By Neeraj Salhotra     1/13/11 6:00pm

Both conservative economists, like Martin Feldstein, and liberal economists, like Paul Krugman, believed a stimulus was necessary to save the U.S. economy from a depression. The American Recovery and Reinvestment Act was such a stimulus. The Recovery Act was enacted almost two years ago and, with the midterm elections only a few weeks away, it is fair to ask whether the Recovery Act has been successful. Although the act was constrained in size by the polarization of Congress, it was, nevertheless, a hugely successful policy initiative.The Recovery Act was designed to boost consumption which would, in turn, increase employment. But it was simply too small. As respected economist Martin Wolff notes, "The U.S. was too cautious and not bold enough." The U.S. stimulus was only 5.7 percent of its GDP, whereas China's stimulus was 14 percent of its GDP. The U.S. stimulus was not only composed of government spending, but also tax cuts and aid to state governments.

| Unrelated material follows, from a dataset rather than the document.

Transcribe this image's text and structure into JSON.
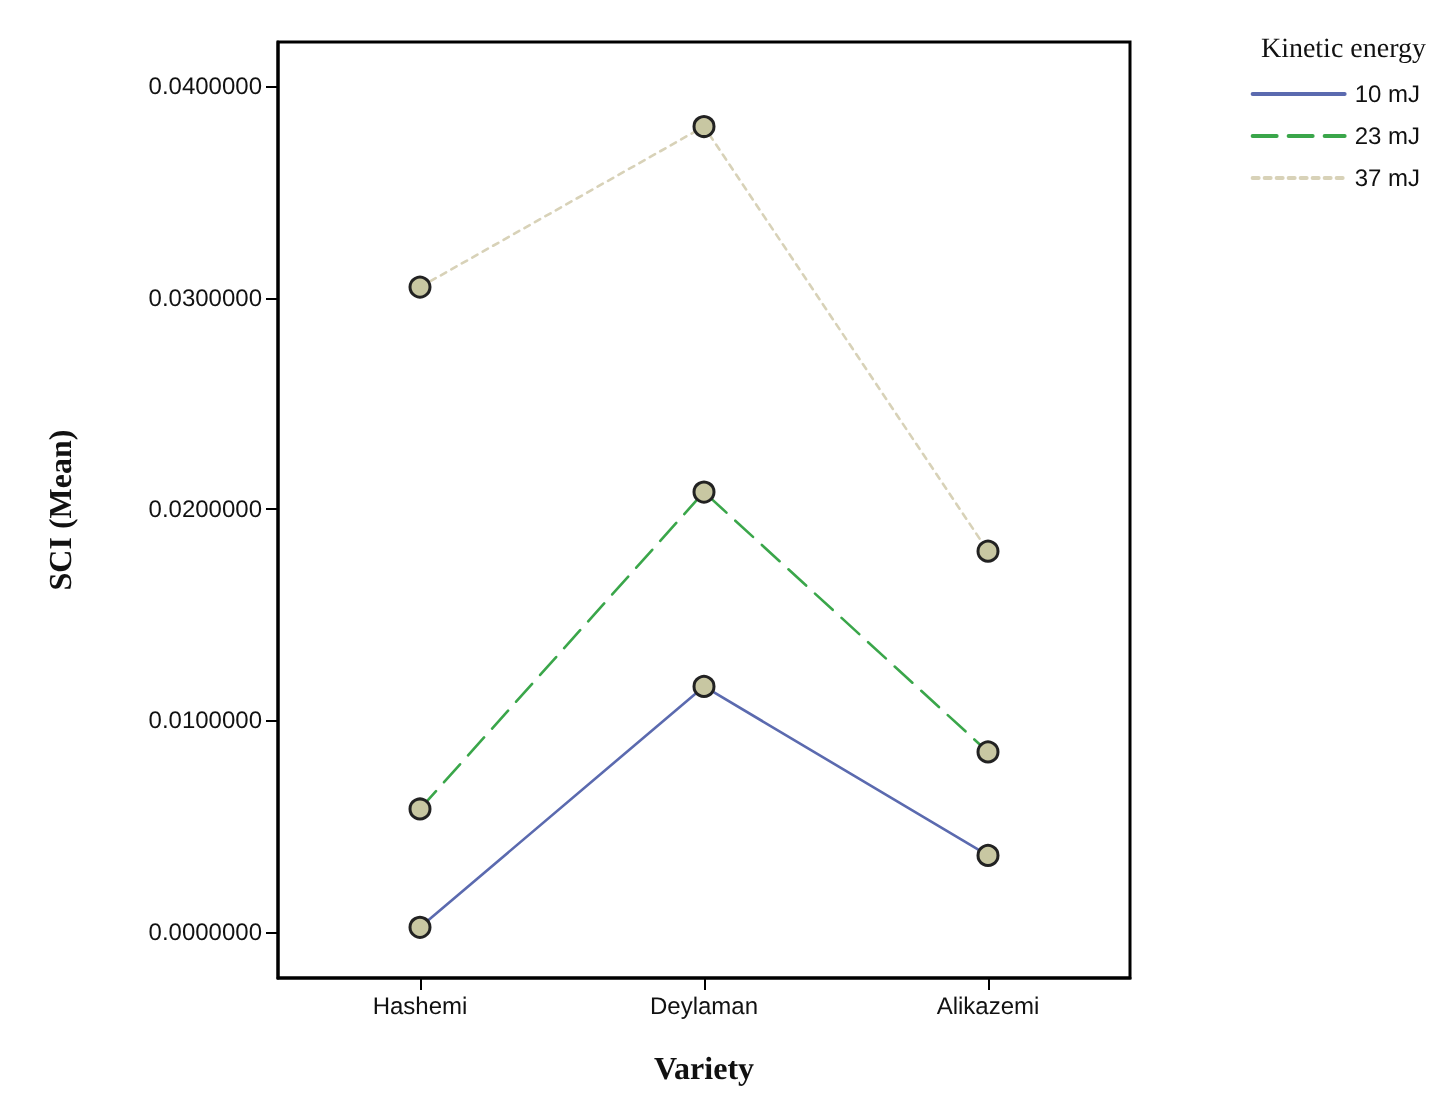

Tax cuts and aid to local governments are poor stimuli - people invariably save money as opposed to consuming, and aid to state governments only prevents further job losses rather than creating new jobs. Thus, only a fraction of the stimulus was government spending that truly created jobs. The polarization of Congress, coupled with the numerous earmarks needed to secure votes, prevented President Barack Obama from enacting a stimulus bill of the necessary size.

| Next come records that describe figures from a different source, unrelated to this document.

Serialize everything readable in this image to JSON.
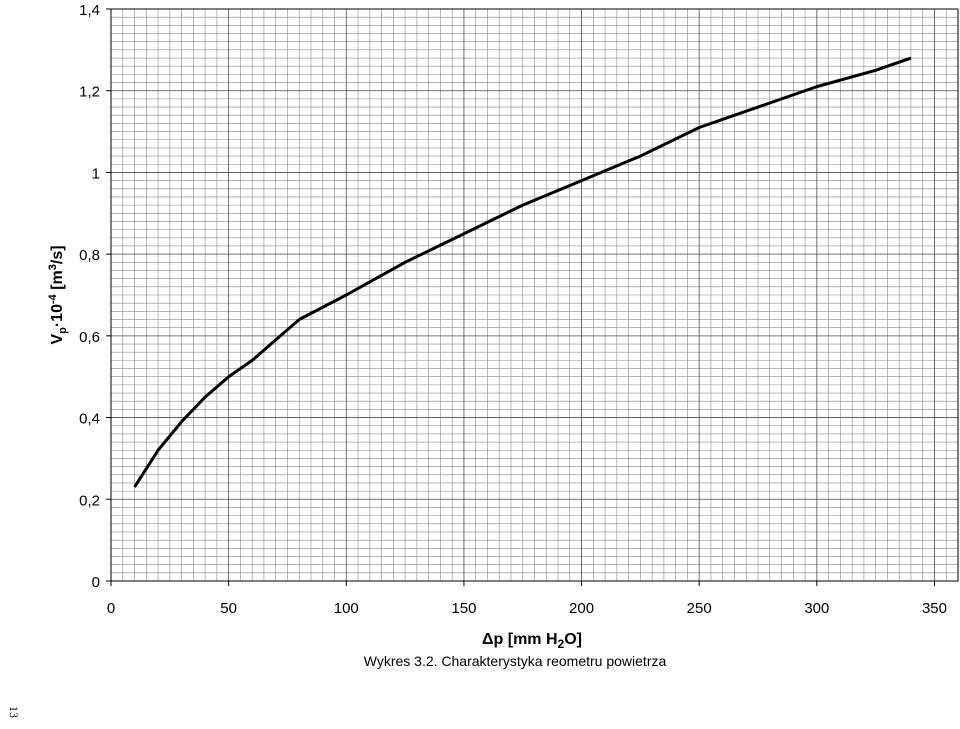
{
  "chart_data": {
    "type": "line",
    "xlabel": {
      "text": "Δp [mm H",
      "sub": "2",
      "end": "O]"
    },
    "ylabel": {
      "v": "V",
      "sub": "p",
      "mid": "·10",
      "sup": "-4",
      "unit": " [m",
      "unit_sup": "3",
      "end": "/s]"
    },
    "caption": "Wykres 3.2. Charakterystyka reometru powietrza",
    "page_number": "13",
    "x": [
      10,
      20,
      30,
      40,
      50,
      60,
      80,
      100,
      125,
      150,
      175,
      200,
      225,
      250,
      275,
      300,
      325,
      340
    ],
    "series": [
      {
        "color": "#000000",
        "values": [
          0.23,
          0.32,
          0.39,
          0.45,
          0.5,
          0.54,
          0.64,
          0.7,
          0.78,
          0.85,
          0.92,
          0.98,
          1.04,
          1.11,
          1.16,
          1.21,
          1.25,
          1.28
        ]
      }
    ],
    "xlim": [
      0,
      360
    ],
    "xticks": [
      0,
      50,
      100,
      150,
      200,
      250,
      300,
      350
    ],
    "ylim": [
      0,
      1.4
    ],
    "yticks": [
      0,
      {
        "value": 0.2,
        "label": "0,2"
      },
      {
        "value": 0.4,
        "label": "0,4"
      },
      {
        "value": 0.6,
        "label": "0,6"
      },
      {
        "value": 0.8,
        "label": "0,8"
      },
      1,
      {
        "value": 1.2,
        "label": "1,2"
      },
      {
        "value": 1.4,
        "label": "1,4"
      }
    ],
    "grid": true,
    "minor_grid": {
      "x": 5,
      "y": 0.02
    }
  }
}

While the Recovery Act was too small, it was, bar none, Obama's most successful initiative. The act's unemployment insurance provisions kept 3.3 million Americans out of poverty. These were 3.3 million Americans that avoided the misery and hopelessness of destitution.



The Recovery Act's government expenditures created between 2.8 and 3.4 million jobs. These are more than 3 million Americans who were spared the wrath of American unemployment, where there are five applicants for every job opening.

By creating all these jobs and preventing millions of Americans from falling into poverty, the Recovery Act boosted GDP by up to 4.2 percent. Put differently, without the stimulus, economic growth would have been an abysmal 0.2 percent.

So, before we vilify Obama for not doing enough for Main Street, let's be clear: He saved or created more than 3 million jobs; he helped more than 3 million Americans avoid poverty and he boosted GDP growth by more than 4 percent. As Vice President Joe Biden would say, the Recovery Act "is a big f***ing deal."

Neeraj Salhotra is a Sid Richardson College sophomore.